Adopting Afghan Refugees

Let’s take a look at the options available for adopting Afghan refugees. First, it is important to note that Iraqi refugees are not citizens of Afghanistan. Afghans who have left their country, however, are either citizens or residents of the country.

If you wish to adopt an Afghan child internationally, your adoption service provider will need to identify a specific child for you. Some children have special needs and there are also younger children available for adoption as well as sibling groups.

There are options for adoption through Hague Adoption Agencies and non-Hague Adoption Agencies. An orphan visa can be issued once the child is identified by the prospective adoptive parents.

The waiting time for an orphan visa can range from two weeks to five months depending on where you are adopting from. The U.S., Australia, New Zealand, and Canada do not require that prospective adoptive parents be married before a child is adopted. All other countries require that prospective adoptive parents be married.

Afghanistan is not a Hague Convention country, therefore non-Hague adoption services are generally more expensive than Hague Adoption Agencies.

Prospective adoptive parents will need to complete all necessary forms and submit them to their adoption service provider or directly to the State Department who issues orphan immigrant visa petitions for children from Afghanistan.

How Has The Taliban Changed Adoption In Afghanistan?

Adopting Afghan Refugees

The Taliban has made it considerably more difficult for children to immigrate to the US, particularly if they are unaccompanied minor refugees. The reason is that the only way a child can travel out of Afghanistan is with an approved immigration visa or passport. Without either item, the child will not be able to leave Afghanistan.

This means that any orphaned children who do make it out of Afghanistan must have the documentation before their adoptive parents can bring them home. Documentation includes but isn’t limited to: birth certificates, court orders terminating parental rights, and/or adoption orders as well as proof of legal custody such as power-of-attorney letters and legal guardianship documents signed by both parties (for those adopting from Afghanistan.)
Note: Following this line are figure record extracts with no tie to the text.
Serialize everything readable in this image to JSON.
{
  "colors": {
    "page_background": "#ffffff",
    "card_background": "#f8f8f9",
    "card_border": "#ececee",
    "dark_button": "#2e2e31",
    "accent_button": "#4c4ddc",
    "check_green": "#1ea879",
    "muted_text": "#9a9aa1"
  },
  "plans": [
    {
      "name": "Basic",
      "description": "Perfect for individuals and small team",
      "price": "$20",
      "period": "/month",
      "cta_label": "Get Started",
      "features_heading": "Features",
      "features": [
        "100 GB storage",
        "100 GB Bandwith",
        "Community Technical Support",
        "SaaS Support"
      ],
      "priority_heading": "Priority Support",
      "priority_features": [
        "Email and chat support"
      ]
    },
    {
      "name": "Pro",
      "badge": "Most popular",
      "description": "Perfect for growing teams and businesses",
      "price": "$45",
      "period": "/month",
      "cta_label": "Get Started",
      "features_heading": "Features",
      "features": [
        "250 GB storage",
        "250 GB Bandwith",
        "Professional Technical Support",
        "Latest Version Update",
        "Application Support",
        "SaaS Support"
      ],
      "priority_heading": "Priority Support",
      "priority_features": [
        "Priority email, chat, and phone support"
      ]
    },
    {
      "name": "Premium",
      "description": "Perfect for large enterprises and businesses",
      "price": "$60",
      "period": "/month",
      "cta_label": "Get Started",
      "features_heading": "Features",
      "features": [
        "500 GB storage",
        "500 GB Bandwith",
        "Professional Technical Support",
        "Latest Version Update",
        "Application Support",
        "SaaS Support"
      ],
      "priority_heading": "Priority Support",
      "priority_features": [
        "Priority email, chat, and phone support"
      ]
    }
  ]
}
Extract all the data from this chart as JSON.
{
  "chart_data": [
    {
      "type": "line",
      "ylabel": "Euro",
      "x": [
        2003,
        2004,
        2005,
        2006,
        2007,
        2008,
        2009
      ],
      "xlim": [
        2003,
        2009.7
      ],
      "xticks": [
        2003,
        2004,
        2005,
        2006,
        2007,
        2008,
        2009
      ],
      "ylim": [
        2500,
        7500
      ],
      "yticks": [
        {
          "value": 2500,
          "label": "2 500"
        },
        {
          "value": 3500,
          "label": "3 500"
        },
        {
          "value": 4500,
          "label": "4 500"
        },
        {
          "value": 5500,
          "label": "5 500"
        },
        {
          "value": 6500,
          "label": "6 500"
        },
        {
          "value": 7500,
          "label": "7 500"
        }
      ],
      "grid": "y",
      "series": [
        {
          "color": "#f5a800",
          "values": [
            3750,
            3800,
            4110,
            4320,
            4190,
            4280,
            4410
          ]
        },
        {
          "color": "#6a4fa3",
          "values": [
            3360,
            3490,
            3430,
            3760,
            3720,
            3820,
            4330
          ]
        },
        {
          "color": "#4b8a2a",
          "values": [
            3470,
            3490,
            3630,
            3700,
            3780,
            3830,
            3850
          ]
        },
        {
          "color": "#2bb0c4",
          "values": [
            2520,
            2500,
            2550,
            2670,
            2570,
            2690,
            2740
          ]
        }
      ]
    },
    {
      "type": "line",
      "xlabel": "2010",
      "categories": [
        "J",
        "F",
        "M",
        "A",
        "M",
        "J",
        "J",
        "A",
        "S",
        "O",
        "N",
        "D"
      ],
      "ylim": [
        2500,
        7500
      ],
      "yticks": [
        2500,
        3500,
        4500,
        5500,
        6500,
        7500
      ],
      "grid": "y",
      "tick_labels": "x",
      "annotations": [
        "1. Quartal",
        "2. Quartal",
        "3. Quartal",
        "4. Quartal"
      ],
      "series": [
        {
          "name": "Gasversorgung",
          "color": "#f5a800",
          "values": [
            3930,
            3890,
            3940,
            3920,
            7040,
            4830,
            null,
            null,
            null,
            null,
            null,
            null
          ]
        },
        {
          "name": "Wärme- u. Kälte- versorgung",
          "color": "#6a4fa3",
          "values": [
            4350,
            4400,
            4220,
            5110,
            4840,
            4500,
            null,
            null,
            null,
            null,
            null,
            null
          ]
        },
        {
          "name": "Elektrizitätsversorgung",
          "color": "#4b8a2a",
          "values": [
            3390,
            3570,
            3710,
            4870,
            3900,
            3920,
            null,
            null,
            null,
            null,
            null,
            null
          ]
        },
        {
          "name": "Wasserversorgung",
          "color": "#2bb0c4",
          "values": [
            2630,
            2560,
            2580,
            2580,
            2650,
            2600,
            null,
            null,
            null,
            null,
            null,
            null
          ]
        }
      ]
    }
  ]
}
If these documents are missing, the system will automatically reject the visa petition.

Some examples include:

Both parents are dead but no documents proving this exist. The child will need to prove that both parents are dead before s/he can receive an exit visa. If one parent is deceased but there’s no proof, then only one parent needs to be absent before the child qualifies for an orphan designation–providing that a non-related adult adopts or becomes a legal guardian of the child and signs a form consenting to the adoption or guardianship before it can occur.

The two major organizations working with Afghan orphans facing these issues are Adopt International and Amera Foundation. Their efforts have been tremendously successful in helping children flee from certain death or abuse at the hands of others in Afghanistan.

How long will it take to adopt an Afghan refugee?

The process can take anywhere from a few months to over a year, depending on individual circumstances. That said, the faster your application is accepted and completed by all parties involved–and you’re also able to provide sufficient documentation of the prospective child’s condition–the better. You may be asked why you want to adopt an Afghan refugee (or other native or ethnic group). Make sure you have a cogent answer to this question!

Why do some American families choose to adopt Afghan refugees?

Adopting an orphaned Afghani child can benefit both yourself and him/her in several ways: Afghani children are very motivated by love and need a family-like structure where they can thrive. They come from adverse backgrounds where death or abuse is common, so they’re often traumatized and need a family to help them cope with their experiences.

However, it’s important to not be too idealistic about the outcomes of international adoption. These children come from a place where they have been abandoned or orphaned for various reasons–they don’t always have parents who love them, but may have other traumatic circumstances surrounding their upbringing.

If you can recognize these pains in your Afghani child and provide him/her with the support he needs, you’ll likely help create an incredibly bright future for his/her life.